ESPN.com obtained a copy of the summary disposition produced by the NCAA and Baylor following an investigation that uncovered more than 1,200 calls and texts violating NCAA rules.
According to ESPN, men's coach Scott Drew, women's coach Kim Mulkey and their assistants were involved in making impermissible contact over a 29-month span.
The report says Baylor has already self-imposed some penalties as a result of the investigation, which began in October 2008 when Brittney Griner, then a senior in high school, and her father reported potentially impermissible contact with members of the Baylor women's basketball staff.
Griner, the consensus player of the year, led Baylor to the first 40-0 record in college basketball history and the women's championship this past season.
In a statement, Baylor said it "has not received the release outlining the final decision from the NCAA Committee on Infractions concerning the case."
"Regarding today's premature public reports of the matter," the statement says, "the institution remains committed to protecting the integrity of the totality of the case in accordance with its obligations under NCAA legislation and therefore the university, and its officials, will make no comment."
Drew and Mulkey, along with the assistants involved, acknowledged their roles in the case, and one assistant resigned last year. Most of the impermissible calls were made by assistants, ESPN reported, but Drew and Mulkey are still subject to show-cause penalties under NCAA rules.

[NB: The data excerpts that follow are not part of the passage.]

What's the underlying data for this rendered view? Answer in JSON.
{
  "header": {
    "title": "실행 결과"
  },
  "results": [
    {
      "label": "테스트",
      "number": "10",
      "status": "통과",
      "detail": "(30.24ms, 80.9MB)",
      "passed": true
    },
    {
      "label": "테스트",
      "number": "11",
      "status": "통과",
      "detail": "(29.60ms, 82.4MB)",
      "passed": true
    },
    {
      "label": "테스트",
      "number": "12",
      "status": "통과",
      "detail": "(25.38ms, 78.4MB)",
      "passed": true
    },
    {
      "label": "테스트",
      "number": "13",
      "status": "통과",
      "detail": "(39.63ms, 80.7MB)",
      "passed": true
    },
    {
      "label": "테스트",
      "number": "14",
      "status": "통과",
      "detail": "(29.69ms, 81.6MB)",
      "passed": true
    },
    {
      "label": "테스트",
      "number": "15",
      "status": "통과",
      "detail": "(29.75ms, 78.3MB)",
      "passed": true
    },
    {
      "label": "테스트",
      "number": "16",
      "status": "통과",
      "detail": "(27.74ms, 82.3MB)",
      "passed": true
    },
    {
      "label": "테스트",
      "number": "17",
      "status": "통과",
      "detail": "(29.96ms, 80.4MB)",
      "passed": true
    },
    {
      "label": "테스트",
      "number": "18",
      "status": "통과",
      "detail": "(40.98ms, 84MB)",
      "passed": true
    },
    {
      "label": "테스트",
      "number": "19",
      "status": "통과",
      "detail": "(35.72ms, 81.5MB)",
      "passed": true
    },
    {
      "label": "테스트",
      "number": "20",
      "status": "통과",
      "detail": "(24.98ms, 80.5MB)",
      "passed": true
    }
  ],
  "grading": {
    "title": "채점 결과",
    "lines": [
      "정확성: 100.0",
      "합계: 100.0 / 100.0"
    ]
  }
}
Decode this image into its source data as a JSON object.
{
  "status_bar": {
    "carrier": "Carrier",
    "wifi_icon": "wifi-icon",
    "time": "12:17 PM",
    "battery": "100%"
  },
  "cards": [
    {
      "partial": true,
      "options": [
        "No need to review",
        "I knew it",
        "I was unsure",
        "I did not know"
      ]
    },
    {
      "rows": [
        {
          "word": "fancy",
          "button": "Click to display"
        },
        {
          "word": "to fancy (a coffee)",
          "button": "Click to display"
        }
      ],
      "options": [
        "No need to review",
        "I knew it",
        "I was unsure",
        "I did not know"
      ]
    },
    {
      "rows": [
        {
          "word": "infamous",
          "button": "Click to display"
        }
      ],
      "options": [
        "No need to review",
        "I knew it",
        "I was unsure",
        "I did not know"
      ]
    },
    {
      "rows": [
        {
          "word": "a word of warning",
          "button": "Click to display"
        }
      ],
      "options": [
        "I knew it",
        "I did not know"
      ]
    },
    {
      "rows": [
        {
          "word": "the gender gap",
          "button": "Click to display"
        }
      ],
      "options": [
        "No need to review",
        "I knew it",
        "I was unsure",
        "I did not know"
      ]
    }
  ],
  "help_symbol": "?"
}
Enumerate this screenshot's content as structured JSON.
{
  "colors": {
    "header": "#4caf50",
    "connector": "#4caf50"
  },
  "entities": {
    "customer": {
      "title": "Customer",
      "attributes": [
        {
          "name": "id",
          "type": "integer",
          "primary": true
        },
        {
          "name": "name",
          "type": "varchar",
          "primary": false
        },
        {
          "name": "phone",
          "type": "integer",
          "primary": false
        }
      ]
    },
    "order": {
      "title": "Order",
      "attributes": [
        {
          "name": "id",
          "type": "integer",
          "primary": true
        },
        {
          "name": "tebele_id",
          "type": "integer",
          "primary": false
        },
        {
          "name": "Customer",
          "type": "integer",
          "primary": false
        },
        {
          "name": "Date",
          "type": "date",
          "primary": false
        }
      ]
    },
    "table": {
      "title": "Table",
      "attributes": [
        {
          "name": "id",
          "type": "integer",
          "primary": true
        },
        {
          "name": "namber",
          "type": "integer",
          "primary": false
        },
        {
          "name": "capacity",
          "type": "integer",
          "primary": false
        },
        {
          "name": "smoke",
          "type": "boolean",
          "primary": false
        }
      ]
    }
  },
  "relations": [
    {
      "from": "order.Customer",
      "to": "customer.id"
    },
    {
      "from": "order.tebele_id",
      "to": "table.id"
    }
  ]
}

According to ESPN, sanctions self-imposed by Baylor included prohibiting Mulkey from recruiting off-campus this summer; cutting two scholarships from the women's team this past season and one scholarship from the men's program last season and next season; and reducing the number of maximum visits allowed to the men's team next season.
The NCAA could accept Baylor's penalties and close the case, or announce more sanctions as early as this week, according to ESPN.